Cependant, l'enthousiasme est tempéré par un scepticisme légitime. Le problème central de l'IA dans l'éducation n'est pas seulement la tricherie, mais la tentation de la « raccourci académique » et l'atrophie potentielle des compétences cognitives fondamentales. Bien que le « Mode Étudier » soit conçu pour éviter de donner des réponses directes, les étudiants peuvent toujours désactiver cette option et obtenir des solutions instantanées. Cela soulève la question de la « garde-fou » réelle : tant qu'il n'y aura pas de mécanismes robustes pour empêcher les usages détournés, la facilité l'emportera souvent sur l'effort d'apprentissage profond.

Enfin, l’arrivée du "Study Mode" pose une question majeure : quel rôle reste-t-il aux enseignants si l’IA devient un interlocuteur privilégié des apprenants ? Cette inquiétude, longtemps jugée excessive, prend aujourd’hui un tour plus concret. Si le chatbot est capable de poser les bonnes questions, de corriger les erreurs, de simuler une interaction, pourquoi mobiliser des enseignants sous-payés pour faire le même travail ?
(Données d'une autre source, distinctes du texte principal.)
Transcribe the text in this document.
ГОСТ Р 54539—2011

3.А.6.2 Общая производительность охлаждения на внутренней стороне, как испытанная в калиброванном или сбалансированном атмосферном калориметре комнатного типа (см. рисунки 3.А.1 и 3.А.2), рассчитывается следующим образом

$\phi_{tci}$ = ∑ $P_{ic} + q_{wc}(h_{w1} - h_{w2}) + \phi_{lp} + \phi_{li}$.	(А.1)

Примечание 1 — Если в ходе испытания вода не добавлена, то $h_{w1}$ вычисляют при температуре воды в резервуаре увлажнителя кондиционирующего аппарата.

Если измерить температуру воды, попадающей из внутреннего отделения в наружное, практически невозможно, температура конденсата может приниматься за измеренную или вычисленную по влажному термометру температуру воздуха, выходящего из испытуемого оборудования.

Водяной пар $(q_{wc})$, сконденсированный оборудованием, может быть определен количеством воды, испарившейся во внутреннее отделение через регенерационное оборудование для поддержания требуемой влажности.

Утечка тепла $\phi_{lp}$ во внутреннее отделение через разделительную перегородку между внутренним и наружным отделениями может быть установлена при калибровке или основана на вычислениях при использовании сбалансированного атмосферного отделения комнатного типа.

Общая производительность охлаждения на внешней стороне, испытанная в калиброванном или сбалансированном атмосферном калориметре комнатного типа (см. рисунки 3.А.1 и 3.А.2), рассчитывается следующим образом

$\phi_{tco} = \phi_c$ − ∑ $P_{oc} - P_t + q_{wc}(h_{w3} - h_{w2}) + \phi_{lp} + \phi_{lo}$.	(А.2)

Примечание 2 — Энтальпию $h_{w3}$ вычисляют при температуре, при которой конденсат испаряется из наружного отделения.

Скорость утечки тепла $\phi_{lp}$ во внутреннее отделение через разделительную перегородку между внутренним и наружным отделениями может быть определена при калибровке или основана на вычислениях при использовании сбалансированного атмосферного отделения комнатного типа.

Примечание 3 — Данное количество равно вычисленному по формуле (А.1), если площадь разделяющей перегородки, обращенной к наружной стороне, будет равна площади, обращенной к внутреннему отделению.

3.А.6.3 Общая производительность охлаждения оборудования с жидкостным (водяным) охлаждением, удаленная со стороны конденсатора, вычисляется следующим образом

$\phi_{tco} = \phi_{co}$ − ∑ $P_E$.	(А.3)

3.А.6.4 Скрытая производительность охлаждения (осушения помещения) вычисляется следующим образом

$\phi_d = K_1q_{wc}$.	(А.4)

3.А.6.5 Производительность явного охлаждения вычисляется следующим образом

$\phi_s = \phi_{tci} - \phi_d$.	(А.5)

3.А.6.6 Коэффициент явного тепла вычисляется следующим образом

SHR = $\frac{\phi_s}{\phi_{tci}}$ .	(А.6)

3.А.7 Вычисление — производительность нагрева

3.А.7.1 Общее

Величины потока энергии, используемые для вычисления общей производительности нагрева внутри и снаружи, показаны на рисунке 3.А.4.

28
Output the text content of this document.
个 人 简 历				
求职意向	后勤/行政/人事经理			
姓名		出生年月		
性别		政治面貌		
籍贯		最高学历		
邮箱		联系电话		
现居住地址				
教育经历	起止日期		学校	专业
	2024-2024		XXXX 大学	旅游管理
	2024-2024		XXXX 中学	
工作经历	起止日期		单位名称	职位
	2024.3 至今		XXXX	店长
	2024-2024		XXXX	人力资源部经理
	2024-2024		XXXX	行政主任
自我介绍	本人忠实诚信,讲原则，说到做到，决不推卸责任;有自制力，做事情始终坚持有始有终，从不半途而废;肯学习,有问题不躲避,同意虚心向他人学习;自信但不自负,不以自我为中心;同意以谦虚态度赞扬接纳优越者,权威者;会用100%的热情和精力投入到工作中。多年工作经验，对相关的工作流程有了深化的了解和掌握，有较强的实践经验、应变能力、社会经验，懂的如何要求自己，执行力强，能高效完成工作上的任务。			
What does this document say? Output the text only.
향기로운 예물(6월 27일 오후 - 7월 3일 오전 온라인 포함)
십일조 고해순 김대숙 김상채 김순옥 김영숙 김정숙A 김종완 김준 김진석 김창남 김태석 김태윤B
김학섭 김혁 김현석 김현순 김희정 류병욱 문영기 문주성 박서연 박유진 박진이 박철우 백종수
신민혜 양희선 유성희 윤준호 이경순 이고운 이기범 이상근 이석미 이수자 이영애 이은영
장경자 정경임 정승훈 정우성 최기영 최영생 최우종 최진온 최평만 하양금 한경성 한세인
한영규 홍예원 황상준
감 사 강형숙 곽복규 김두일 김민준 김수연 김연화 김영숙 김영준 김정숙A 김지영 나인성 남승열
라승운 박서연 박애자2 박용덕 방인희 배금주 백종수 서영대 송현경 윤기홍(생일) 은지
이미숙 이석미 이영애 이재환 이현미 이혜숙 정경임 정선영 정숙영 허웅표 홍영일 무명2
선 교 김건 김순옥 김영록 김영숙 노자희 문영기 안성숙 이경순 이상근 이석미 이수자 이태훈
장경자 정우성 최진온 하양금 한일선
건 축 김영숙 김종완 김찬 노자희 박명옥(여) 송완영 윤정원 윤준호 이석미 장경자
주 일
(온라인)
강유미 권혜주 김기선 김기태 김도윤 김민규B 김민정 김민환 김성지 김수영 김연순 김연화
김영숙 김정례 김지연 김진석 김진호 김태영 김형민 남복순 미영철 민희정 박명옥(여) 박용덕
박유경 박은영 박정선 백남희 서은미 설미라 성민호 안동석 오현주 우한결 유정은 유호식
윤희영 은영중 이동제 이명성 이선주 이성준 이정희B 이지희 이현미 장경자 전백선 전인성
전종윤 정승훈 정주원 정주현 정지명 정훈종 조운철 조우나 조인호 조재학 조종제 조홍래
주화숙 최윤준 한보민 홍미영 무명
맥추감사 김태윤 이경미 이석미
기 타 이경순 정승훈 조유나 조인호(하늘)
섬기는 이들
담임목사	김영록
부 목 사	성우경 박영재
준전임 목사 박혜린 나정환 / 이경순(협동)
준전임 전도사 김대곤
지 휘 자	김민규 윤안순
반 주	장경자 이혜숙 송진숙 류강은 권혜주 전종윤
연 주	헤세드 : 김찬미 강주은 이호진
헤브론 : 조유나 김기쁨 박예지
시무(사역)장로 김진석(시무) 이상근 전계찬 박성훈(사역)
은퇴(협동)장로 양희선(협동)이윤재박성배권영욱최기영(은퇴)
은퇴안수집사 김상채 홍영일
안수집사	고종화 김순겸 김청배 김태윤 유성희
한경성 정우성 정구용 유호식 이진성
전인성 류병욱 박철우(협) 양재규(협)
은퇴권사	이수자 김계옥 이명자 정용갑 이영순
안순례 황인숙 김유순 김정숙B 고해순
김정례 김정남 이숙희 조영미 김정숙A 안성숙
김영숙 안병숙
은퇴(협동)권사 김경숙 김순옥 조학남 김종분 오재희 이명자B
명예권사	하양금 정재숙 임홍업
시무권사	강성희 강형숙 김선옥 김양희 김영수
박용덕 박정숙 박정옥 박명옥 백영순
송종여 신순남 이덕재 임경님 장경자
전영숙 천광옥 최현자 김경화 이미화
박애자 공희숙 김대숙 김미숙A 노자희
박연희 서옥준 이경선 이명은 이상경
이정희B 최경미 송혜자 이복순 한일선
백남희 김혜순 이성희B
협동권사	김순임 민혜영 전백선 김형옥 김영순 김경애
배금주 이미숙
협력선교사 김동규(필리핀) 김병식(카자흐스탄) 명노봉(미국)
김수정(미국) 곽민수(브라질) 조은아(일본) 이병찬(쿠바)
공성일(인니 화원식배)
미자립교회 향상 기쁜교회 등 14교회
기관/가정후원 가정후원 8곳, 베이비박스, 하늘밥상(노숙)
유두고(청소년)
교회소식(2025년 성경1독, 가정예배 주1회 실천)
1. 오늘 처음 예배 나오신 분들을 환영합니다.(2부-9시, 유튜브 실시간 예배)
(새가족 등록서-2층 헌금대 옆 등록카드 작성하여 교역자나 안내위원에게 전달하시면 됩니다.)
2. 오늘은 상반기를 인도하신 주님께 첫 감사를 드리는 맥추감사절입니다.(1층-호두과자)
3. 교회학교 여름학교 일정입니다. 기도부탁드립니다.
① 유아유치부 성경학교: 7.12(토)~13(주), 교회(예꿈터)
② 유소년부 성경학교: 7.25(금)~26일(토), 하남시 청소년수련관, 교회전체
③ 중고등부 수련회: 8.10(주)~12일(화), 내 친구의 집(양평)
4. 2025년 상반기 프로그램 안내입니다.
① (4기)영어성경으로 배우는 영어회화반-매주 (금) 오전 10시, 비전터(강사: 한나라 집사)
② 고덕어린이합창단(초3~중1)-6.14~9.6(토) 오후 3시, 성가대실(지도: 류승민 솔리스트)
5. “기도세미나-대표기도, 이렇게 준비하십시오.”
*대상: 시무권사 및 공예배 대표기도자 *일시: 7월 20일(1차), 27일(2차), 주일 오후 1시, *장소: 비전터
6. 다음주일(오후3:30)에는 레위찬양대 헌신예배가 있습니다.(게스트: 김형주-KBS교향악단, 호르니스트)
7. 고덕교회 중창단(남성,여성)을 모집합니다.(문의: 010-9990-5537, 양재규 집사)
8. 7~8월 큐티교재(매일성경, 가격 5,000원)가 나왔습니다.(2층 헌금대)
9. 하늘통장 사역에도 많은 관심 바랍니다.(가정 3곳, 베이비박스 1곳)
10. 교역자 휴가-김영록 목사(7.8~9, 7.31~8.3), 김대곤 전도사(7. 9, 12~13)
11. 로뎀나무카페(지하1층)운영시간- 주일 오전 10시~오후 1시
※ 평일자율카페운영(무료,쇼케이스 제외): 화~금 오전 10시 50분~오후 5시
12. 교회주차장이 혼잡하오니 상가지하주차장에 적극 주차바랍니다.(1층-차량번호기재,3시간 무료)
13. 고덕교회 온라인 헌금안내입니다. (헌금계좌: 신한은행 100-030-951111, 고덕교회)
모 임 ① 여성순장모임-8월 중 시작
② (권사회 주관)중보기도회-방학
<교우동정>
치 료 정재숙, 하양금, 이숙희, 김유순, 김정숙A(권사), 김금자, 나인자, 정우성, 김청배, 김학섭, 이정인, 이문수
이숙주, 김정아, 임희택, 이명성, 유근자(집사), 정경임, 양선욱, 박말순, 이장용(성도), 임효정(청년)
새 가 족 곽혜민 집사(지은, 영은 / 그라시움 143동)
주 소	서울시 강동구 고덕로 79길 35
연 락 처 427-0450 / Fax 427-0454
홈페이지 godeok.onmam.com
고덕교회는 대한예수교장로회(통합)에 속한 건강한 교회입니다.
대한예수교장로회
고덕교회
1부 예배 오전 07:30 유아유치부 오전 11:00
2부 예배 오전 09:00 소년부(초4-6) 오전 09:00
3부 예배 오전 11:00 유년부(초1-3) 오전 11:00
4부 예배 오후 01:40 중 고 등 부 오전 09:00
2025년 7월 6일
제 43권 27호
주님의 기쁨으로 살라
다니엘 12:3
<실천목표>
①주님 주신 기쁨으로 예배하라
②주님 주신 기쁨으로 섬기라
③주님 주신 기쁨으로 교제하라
Certes, OpenAI insiste sur le fait que son IA n’a pas vocation à remplacer le corps enseignant, mais à le compléter. Pourtant, les choix économiques des établissements pourraient en décider autrement : dans une logique de rationalisation des coûts, l’IA pourrait servir d’argument pour réduire les heures de cours, les effectifs, ou les budgets pédagogiques. On glisserait alors d’un assistant éducatif à un substitut bon marché de la pédagogie humaine.
Conclusion
Il est crucial de considérer que l'introduction du « Mode Étudier » d'OpenAI est une réaction aux problèmes qu'elle a elle-même, en partie, exacerbés. La prolifération de l'IA générative a mis les universités sous pression, les forçant à repenser leurs méthodes d'évaluation et à lutter contre une nouvelle forme de fraude académique. Le « Mode Étudier » peut être perçu comme un pansement sur une blessure plus profonde, sans s'attaquer aux causes structurelles des difficultés éducatives, telles que la précarité financière des étudiants, le manque de temps, et un système universitaire en pleine mutation.
En définitive, si le « Mode Étudier » de ChatGPT représente un effort d'OpenAI pour orienter l'utilisation de son outil vers des fins plus pédagogiques, il ne constitue pas une panacée aux problèmes complexes de l'IA dans l'éducation. Pour que l'intelligence artificielle devienne un véritable atout éducatif, il est impératif que les institutions académiques, les développeurs d'IA et les étudiants s'engagent dans un dialogue continu pour définir des cadres d'utilisation pédagogiquement solides, en se concentrant non pas sur la fourniture d'outils, mais sur la promotion d'une véritable autonomie intellectuelle et d'un esprit critique aiguisé. Sans cela, le « Mode Étudier » risquerait de n'être qu'une couche de vernis sur des défis éducatifs bien plus profonds.
Après tout, l’éducation ne se résume pas à des questions bien posées, ni à des réponses bien formulées. Elle est avant tout une aventure humaine.